ÂbdULLAH İbni Abbas (ra) şöyle demiştir:
"İlim tahsil etmek için bir müddet zahmet çektim. Fakat şimdi onun verdiği rahatlığı yaşıyorum."
Ebu’d-Derdâ (ra) şunları söylemiştir: "Dinle ilgili bir mesele öğrenmeyi bütün gece nafile ibadet etmeye tercih ederim."
"Âlim ve öğrenci hayırda ortaktırlar. Diğer insanlar ise, hayrı bulunmayan bir kuru kalabalıktır."
"İlim tahsil etmenin cihad olmadığını sananlar, akıl ve basiretlerinde kusur bulunanlardır."
Hz. Ömer (ra) şöyle demiştir:
"Geceleri ibadette, gündüzleri oruçta olan bin âbidin ölümü, ALLAH Teâlâ’nın helâl ve haramını bilen bir âlimin ölümünden daha ehvendir.
" İmam Şafiî de şunu söylemiştir:
"İlim tahsil etmek, nafile ibadetten daha efdaldır."

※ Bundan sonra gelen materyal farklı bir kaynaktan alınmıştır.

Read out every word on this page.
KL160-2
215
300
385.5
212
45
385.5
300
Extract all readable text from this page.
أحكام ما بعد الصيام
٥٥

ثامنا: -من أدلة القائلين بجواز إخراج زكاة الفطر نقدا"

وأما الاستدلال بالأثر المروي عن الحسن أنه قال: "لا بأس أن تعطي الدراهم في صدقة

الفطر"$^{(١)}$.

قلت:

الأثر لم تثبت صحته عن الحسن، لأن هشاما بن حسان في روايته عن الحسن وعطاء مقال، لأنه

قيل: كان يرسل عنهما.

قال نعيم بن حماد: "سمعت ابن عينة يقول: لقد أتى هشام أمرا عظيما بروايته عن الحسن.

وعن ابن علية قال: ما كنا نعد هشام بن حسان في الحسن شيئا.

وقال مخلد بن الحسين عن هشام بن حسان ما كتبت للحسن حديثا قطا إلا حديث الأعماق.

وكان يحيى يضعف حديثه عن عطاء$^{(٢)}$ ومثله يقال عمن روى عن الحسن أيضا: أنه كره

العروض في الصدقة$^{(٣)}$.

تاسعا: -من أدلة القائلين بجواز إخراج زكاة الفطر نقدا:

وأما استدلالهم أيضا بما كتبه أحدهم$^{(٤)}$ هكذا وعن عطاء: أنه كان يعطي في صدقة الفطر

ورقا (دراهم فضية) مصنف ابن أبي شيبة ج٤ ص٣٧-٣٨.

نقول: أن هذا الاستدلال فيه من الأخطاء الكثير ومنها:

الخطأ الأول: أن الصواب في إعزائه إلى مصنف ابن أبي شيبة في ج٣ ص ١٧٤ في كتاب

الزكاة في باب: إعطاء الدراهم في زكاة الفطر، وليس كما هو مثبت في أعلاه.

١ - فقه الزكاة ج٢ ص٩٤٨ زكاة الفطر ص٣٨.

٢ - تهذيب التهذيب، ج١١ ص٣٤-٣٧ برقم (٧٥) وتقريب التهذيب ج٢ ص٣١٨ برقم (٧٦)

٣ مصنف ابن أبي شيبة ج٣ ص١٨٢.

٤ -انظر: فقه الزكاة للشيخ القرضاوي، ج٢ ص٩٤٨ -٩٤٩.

İlim Öğretmenin Fazileti Bu konudaki âyetler şöyledir:
"Döndüklerinde kavimlerini bilgilendirsinler. Ola ki, bu suretle dikkatli davranırlar." (Tevbe, 122)
Bu âyetteki bilgilendirmekten maksat, bilmeyenleri eğitmek ve onları irşâd etmektir.
"ALLAH, kendilerine kitap verilenlerden "Onu mutlaka insanlara açıklayacaksınız!" şeklinde söz almıştır." (Âl-i İmrân, 187)
Bu âyet, dini açıklamanın ve ilmi öğretmenin farz olduğunu bildiriyor.
"Onların bir kısmı, bildikleri halde hakkı gizleyip ketmediyorlar." (Bakara, 146)
Azarlayıcı mahiyette olan bu âyet, (Şer’i bir mazeret bulunmadıkça) dini ve ilmi gizlemenin haram olduğunu gösteriyor. Bunları gizlemek, bir anlamda şahitliği gizlemektir.
Bunun da haram olduğunu "Şahitliği ketmetmeyin. Kim onu ketmederse (gizleyip bilmezlikten gelirse), bunun günahı onun kalbine kadar işler." (Bakara, 283) âyeti bildiriyor.
"İnsanları ALLAH’a çağıran, sâlih amel işleyen ve "Ben müslümanlardanım" diyenden daha güzel sözlü kimdir?" (Fussilet, 33)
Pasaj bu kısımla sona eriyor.